Foreigners are knife-wielding machos, killers, drug dealers, and sex offenders. This is how they are still portrayed in some newspapers and magazines.

Scientific studies have long since proven, however, that foreign workers and their families have a lower propensity toward criminal behavior than the Germans in whose society they live. That applies unconditionally to both foreign children and adults. But there is one problem group among foreigners that provides considerable reason for concern: the fourteen- to eighteen-year-olds who increasingly evade the social controls of the parental home and turn to crime.

Here are the dire causes of this situation, for which not the foreigners, but rather the Germans, are responsible: more than 70 percent of these foreign adolescents have no high-school diploma, more than 50 percent of all sixteen- to eighteen-year-olds are out of work and have no prospect of ever finding a job. The descent into a life of crime is almost predestined.

“A generation of hopelessness is in the making.” This is how it was put at a conference on the subject in Bonn. Organized by the Workers’ Welfare Association (AWO) and the German Juvenile Court Association (DVJJ), the conference pointed out ways in which young foreigners can avert the “social catastrophe.”

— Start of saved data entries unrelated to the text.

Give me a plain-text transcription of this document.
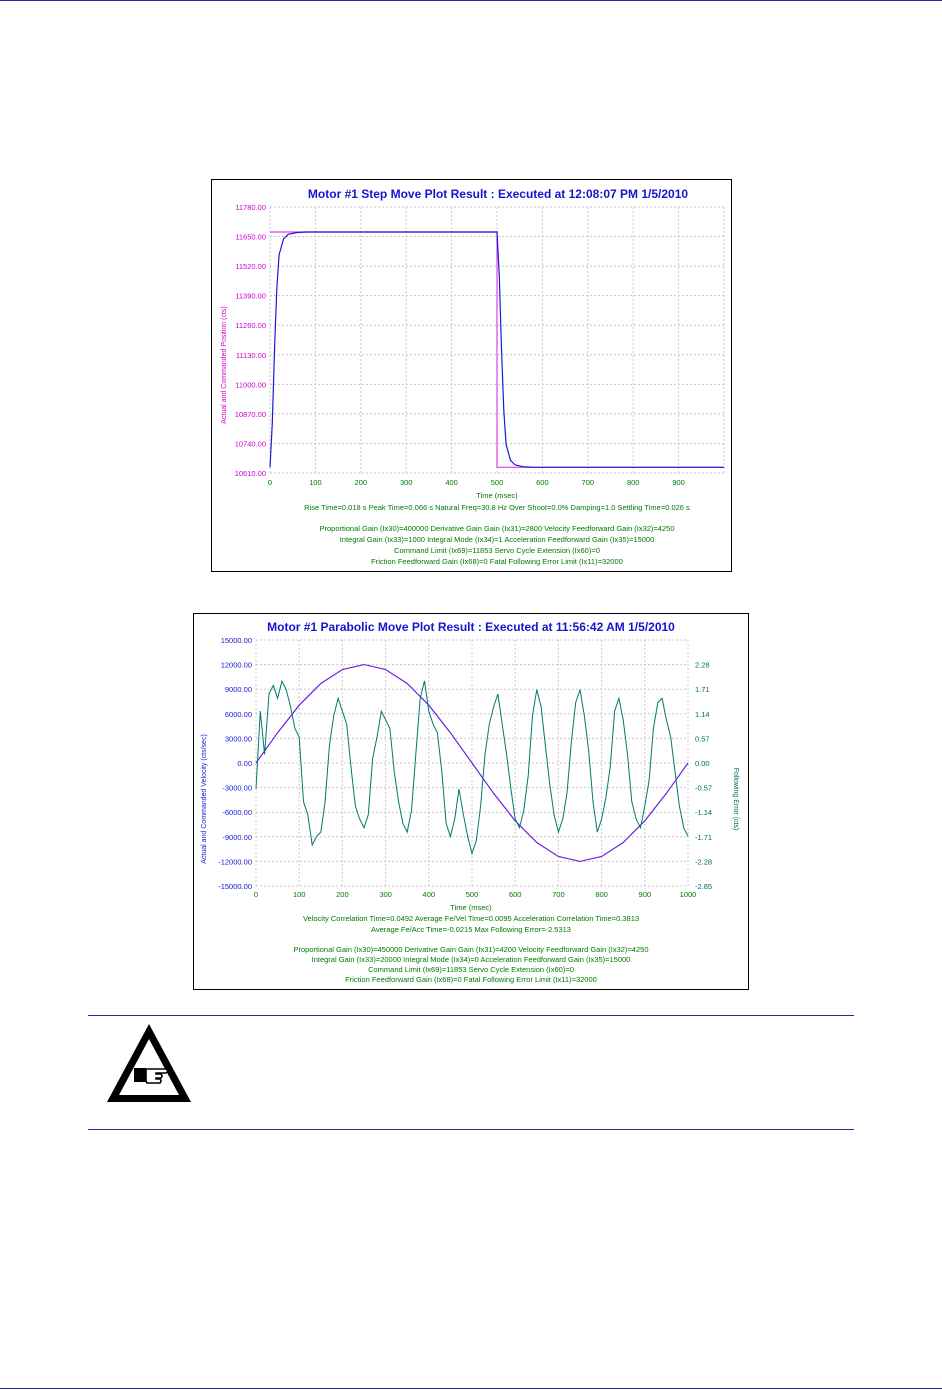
Motor #1 Step Move Plot Result : Executed at 12:08:07 PM 1/5/2010
10610.00
10740.00
10870.00
11000.00
11130.00
11260.00
11390.00
11520.00
11650.00
11780.00
0	100	200	300	400	500	600	700	800	900
Actual and Commanded Position (cts)
Time (msec)
Rise Time=0.018 s Peak Time=0.066 s Natural Freq=30.8 Hz Over Shoot=0.0% Damping=1.0 Settling Time=0.026 s
Proportional Gain (Ix30)=400000 Derivative Gain Gain (Ix31)=2800 Velocity Feedforward Gain (Ix32)=4250
Integral Gain (Ix33)=1000 Integral Mode (Ix34)=1 Acceleration Feedforward Gain (Ix35)=15000
Command Limit (Ix69)=11853 Servo Cycle Extension (Ix60)=0
Friction Feedforward Gain (Ix68)=0 Fatal Following Error Limit (Ix11)=32000
Motor #1 Parabolic Move Plot Result : Executed at 11:56:42 AM 1/5/2010
-15000.00
-12000.00
-9000.00
-6000.00
-3000.00
0.00
3000.00
6000.00
9000.00
12000.00
15000.00
-2.85
-2.28
-1.71
-1.14
-0.57
0.00
0.57
1.14
1.71
2.28
0	100	200	300	400	500	600	700	800	900	1000
Actual and Commanded Velocity (cts/sec)	Following Error (cts)
Time (msec)
Velocity Correlation Time=0.0492 Average Fe/Vel Time=0.0095 Acceleration Correlation Time=0.3813
Average Fe/Acc Time=-0.0215 Max Following Error=-2.5313
Proportional Gain (Ix30)=450000 Derivative Gain Gain (Ix31)=4200 Velocity Feedforward Gain (Ix32)=4250
Integral Gain (Ix33)=20000 Integral Mode (Ix34)=0 Acceleration Feedforward Gain (Ix35)=15000
Command Limit (Ix69)=11853 Servo Cycle Extension (Ix60)=0
Friction Feedforward Gain (Ix68)=0 Fatal Following Error Limit (Ix11)=32000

The criminologists’ number-one demand is: integration! They point to the fact that the up-and-coming second generation of adolescent foreigners was largely born in the Federal Republic, that members of this generation no longer have a connection to the homeland of their parents, that they use German norms as their point of orientation, and that they are increasingly losing their identity as foreigners. “For these young foreigners, the Federal Republic is an immigration country.”

To take all this into proper account, experts are demanding that legal and social equality with Germans become a reality. But in practice, laws pertaining to foreigners actually achieve the exact opposite; from a humanitarian perspective, it is a scandal that German and foreign children are increasingly separated in social activities and at school. Young foreigners do not have access to apprenticeships; the children of those foreign workers who arrived after January 1, 1977, are not allowed to work – not even as unskilled laborers; and those who arrived after 1973 face possible deportation when they reach legal age, even when their parents continue to live in the Federal Republic.